J’ai toujours eu un appareil photo avec moi. L’image m’a toujours attirée et j’ai compris assez vite que c’était mon moyen d’expression favori. Un passage de plusieurs années sur le café salé, un forum où se retrouvaient photographes francophones notamment, a fini de me convaincre.

J’ai beaucoup appris grâce à ce forum, au contact de photographes de tous âges, toutes expériences et tous horizons qui partageaient leur envie de progresser ensemble, leurs parcours et leur amour de la photographie. Je pense que c’est à partir de là que la photographie est réellement entrée dans ma vie.

Elle m’accompagne dans tous mes voyages, les lointains, les proches, les humains, les solitaires aussi. C’est devenu une quête de moi.

Tu es aujourd’hui photographe professionnelle. Quel a été l’élément déclencheur qui a t’as donné le courage de te lancer dans cette aventure ?
Quelqu’un m’a dit d’aller chercher mes rêves. Et je me suis dit que si je ne m’autorisais jamais à être photographe, malgré mes peurs et doutes, je m’en voudrais toute ma vie. La photographie c’est mon fil rouge et ça l’a toujours été.
Elle me permet de lier tous les aspects de ma personnalité, toutes mes envies, de voyage, de rencontre, d’écologie, de communication … Je suis moi même en étant photographe.

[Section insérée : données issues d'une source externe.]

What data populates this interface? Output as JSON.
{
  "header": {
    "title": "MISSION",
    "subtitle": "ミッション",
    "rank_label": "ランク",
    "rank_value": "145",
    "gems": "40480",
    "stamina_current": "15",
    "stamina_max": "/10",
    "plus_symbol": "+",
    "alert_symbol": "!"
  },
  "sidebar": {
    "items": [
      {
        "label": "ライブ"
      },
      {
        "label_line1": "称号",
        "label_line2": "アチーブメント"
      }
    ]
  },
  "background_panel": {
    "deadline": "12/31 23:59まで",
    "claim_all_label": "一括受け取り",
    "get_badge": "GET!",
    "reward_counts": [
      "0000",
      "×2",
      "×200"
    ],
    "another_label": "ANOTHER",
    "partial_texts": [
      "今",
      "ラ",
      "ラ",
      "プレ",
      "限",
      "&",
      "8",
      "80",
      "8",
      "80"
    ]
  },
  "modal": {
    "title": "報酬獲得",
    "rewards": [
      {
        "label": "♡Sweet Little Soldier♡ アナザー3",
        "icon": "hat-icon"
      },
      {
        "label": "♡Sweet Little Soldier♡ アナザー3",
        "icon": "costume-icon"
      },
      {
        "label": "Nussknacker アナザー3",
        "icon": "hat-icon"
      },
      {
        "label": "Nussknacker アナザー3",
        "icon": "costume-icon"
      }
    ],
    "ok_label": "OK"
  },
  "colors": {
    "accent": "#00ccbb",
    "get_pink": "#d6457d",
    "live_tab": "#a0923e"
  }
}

Je ne pouvais plus reculer 🙂

En tant que femme, as-tu rencontré des difficultés particulières dans ce milieu majoritairement masculin (malheureusement) ?
Dans ce milieu, comme dans les milieux dans lesquels je travaillais avant (j’étais chargée de projet et de communication). En tant que nana, on doit faire plus ses preuves, plus s’imposer, prouver constamment qu’on est valable et compétente.

En tant que femme photographe, on est plus difficilement considérée comme artiste je trouve. J’en ai eu marre à un moment qu’on fasse constamment référence à ma sensibilité féminine. Un peu comme si mon travail photographique ne méritait pas d’être artistique. Il faut un peu se battre pour être reconnue comme artiste à part entière et je crois que c’est plus facile de l’être pour mes collègues hommes.

Heureusement ce n’est pas le cas tout le temps et avec tout le monde. Y a des gens merveilleux aussi et je me concentre sur ceux là 🙂

Quel(s) conseil(s) donnerais-tu à quelqu’un qui voudrait se lancer dans cette aventure ?
A mon sens, il faut 3 choses. Du travail, de la passion et de la patience. Il n’y a pas de talent sans travail, pas de motivation sans passion et pas de victoires sans patience. Et dans tout cela surtout il faut être le plus soi même, sans avoir peur de se planter. On apprend toujours pas mal des moments de doutes et des échecs. C’est précieux car c’est comme ça que l’on avance!

Comment qualifierais-tu ton style ? As-tu des influences particulières dans le monde la photo ?
Je dirais que j’ai un style artistique, naturel et empreint de poésie. Assez moody en fait. mais c’est chaud à traduire. J’aime créer des atmosphères dans mes images, je joue beaucoup avec la lumière, la pluie, le brouillard, et la nature que je cherche à sublimer constamment.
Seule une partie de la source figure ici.